I could create on my own computer a form that contains a textarea named gender and any other necessary elements in order to pass whatever other validation the server-side script is performing. I set the form’s action attribute to point to the site’s form.php script, even though the form is loaded from my own computer. Into that textarea, I enter ‘;DROP DATABASE users;. This turns the query into INSERT INTO users (…, gender, …) VALUES (…, '';DROP DATABASE users;', …). The theory is that the initial apostrophe I used terminates the query, making it syntactically invalid, and then the DROP DATABASE users; query gets executed instead. Not good. In this particular case, that security hole would be easily closed by actually verifying that gender has a value of M or F, not assuming it does just because your HTML form is written that way.

This is just one example that’s easy enough to both do and undo. But I want to stress that assumptions don’t just create security holes for malicious people to exploit, they also create pits for your site’s users to fall into, thereby making your site less usable or entirely unusable. I’ve certainly been to many sites where I had no idea what was expected of me (from a user interface perspective) or what I needed to do to continue using the site. In short, assumptions were being made on the front and end that I wasn’t privy to.

So, your assignment, should you choose to accept it, is to revisit a legacy script or piece of code you’ve written and see what, if any, assumptions you’ve made. Because you never know when some idiot is driving down the wrong way of a one-way street!

Book Giveaway => “PHP and MySQL for Dynamic Web Sites: Visual QuickPro Guide” (4th Edition)

You must be subscribed to the newsletter to qualify for the book giveaway.
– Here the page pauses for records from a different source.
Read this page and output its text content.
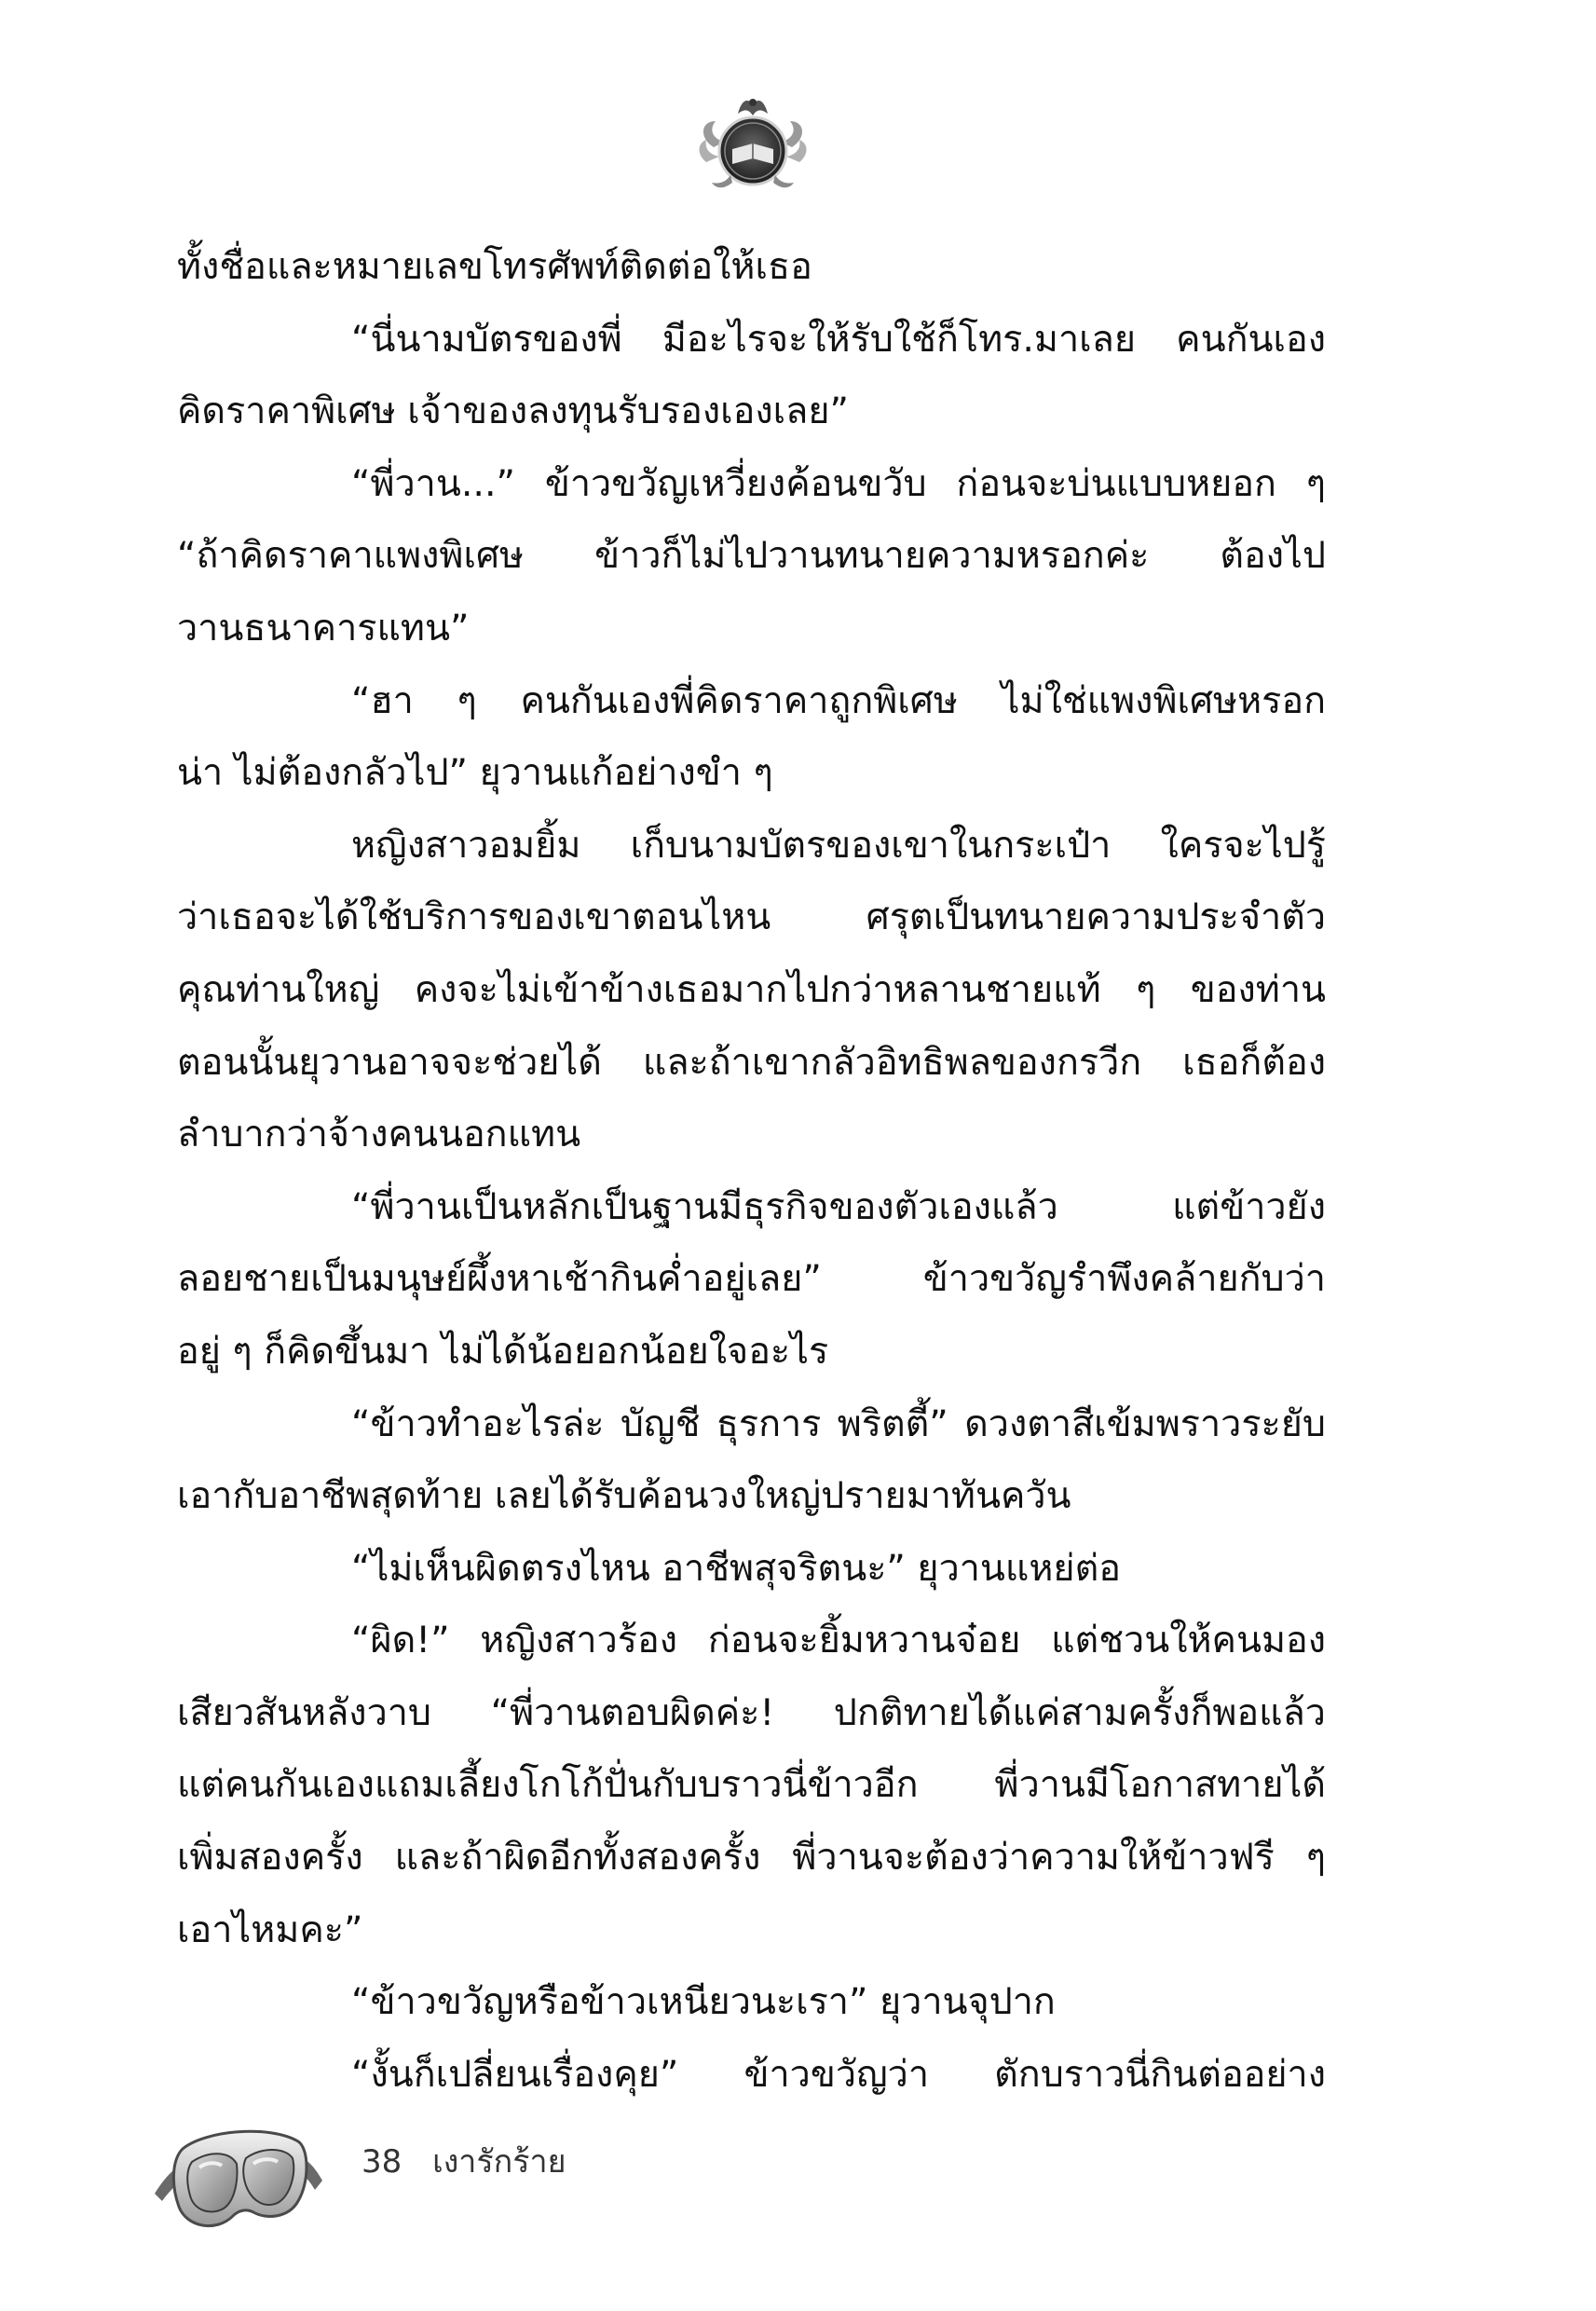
ทั้งชื่อและหมายเลขโทรศัพท์ติดต่อให้เธอ
“นี่นามบัตรของพี่ มีอะไรจะให้รับใช้ก็โทร.มาเลย คนกันเอง
คิดราคาพิเศษ เจ้าของลงทุนรับรองเองเลย”
“พี่วาน...” ข้าวขวัญเหวี่ยงค้อนขวับ ก่อนจะบ่นแบบหยอก ๆ
“ถ้าคิดราคาแพงพิเศษ ข้าวก็ไม่ไปวานทนายความหรอกค่ะ ต้องไป
วานธนาคารแทน”
“ฮา ๆ คนกันเองพี่คิดราคาถูกพิเศษ ไม่ใช่แพงพิเศษหรอก
น่า ไม่ต้องกลัวไป” ยุวานแก้อย่างขำ ๆ
หญิงสาวอมยิ้ม เก็บนามบัตรของเขาในกระเป๋า ใครจะไปรู้
ว่าเธอจะได้ใช้บริการของเขาตอนไหน ศรุตเป็นทนายความประจำตัว
คุณท่านใหญ่ คงจะไม่เข้าข้างเธอมากไปกว่าหลานชายแท้ ๆ ของท่าน
ตอนนั้นยุวานอาจจะช่วยได้ และถ้าเขากลัวอิทธิพลของกรวีก เธอก็ต้อง
ลำบากว่าจ้างคนนอกแทน
“พี่วานเป็นหลักเป็นฐานมีธุรกิจของตัวเองแล้ว แต่ข้าวยัง
ลอยชายเป็นมนุษย์ผึ้งหาเช้ากินค่ำอยู่เลย” ข้าวขวัญรำพึงคล้ายกับว่า
อยู่ ๆ ก็คิดขึ้นมา ไม่ได้น้อยอกน้อยใจอะไร
“ข้าวทำอะไรล่ะ บัญชี ธุรการ พริตตี้” ดวงตาสีเข้มพราวระยับ
เอากับอาชีพสุดท้าย เลยได้รับค้อนวงใหญ่ปรายมาทันควัน
“ไม่เห็นผิดตรงไหน อาชีพสุจริตนะ” ยุวานแหย่ต่อ
“ผิด!” หญิงสาวร้อง ก่อนจะยิ้มหวานจ๋อย แต่ชวนให้คนมอง
เสียวสันหลังวาบ “พี่วานตอบผิดค่ะ! ปกติทายได้แค่สามครั้งก็พอแล้ว
แต่คนกันเองแถมเลี้ยงโกโก้ปั่นกับบราวนี่ข้าวอีก พี่วานมีโอกาสทายได้
เพิ่มสองครั้ง และถ้าผิดอีกทั้งสองครั้ง พี่วานจะต้องว่าความให้ข้าวฟรี ๆ
เอาไหมคะ”
“ข้าวขวัญหรือข้าวเหนียวนะเรา” ยุวานจุปาก
“งั้นก็เปลี่ยนเรื่องคุย” ข้าวขวัญว่า ตักบราวนี่กินต่ออย่าง
38 เงารักร้าย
Larry Ullman’s Book News => “PHP and MySQL for Dynamic Web Sites” (4th Edition) and “Modern JavaScript”

I’m pleased to say that on Friday, September 9th, I received my hardcopies of the latest edition of “PHP and MySQL for Dynamic Web Sites: Visual QuickPro Guide”. This would suggest that the book should be available for purchase, or in bookstores, now or very soon. For details about the book, please see its corresponding pages. I’ve also created a new forum for this edition. Thanks to everyone for their interest in the book!

I’m also pleased to say that I’ve officially begun writing my next book, “Modern JavaScript: Develop and Design.” The first two chapters are on their way to the editors! The first chapter presents a history of JavaScript in Web development terms, ending with today’s conventions. It’s a short chapter that could have been used as a long introduction, but I think there’s an argument to understanding JavaScript’s history in order to best use it today. Also, you’re likely to run across legacy code, so it’s beneficial to be able to recognize what you should no longer be doing.

The second chapter covers the importance of the DOCTYPE and then introduces HTML5. I will be using HTML5, in a limited way, in this book for all of the examples. This is partly because HTML5 has some great new form elements that are usable now and partly because HTML5 is clearly the future standard. Next, the chapter discusses key approaches to Web development and JavaScript programming: graceful degradation, progressive enhancement, and unobtrusive JavaScript. If you’re not already using these last two approaches, they’ll change the way you think about Web development and design. The chapter then jumps right into a real-world use of JavaScript—form validation, in order to whet your appetite and provide a sense of what you’re working towards.

After I send off this newsletter, I’ll begin writing Chapter 3. It goes through the “tools of the trade”: browsers, validators, debuggers, Web resources, and so on. And that concludes Part 1 of the book; Part 2 starts teaching JavaScript as a standalone language.

I believe the book will be made available online as I write it, and I’ll post details about that once I have them.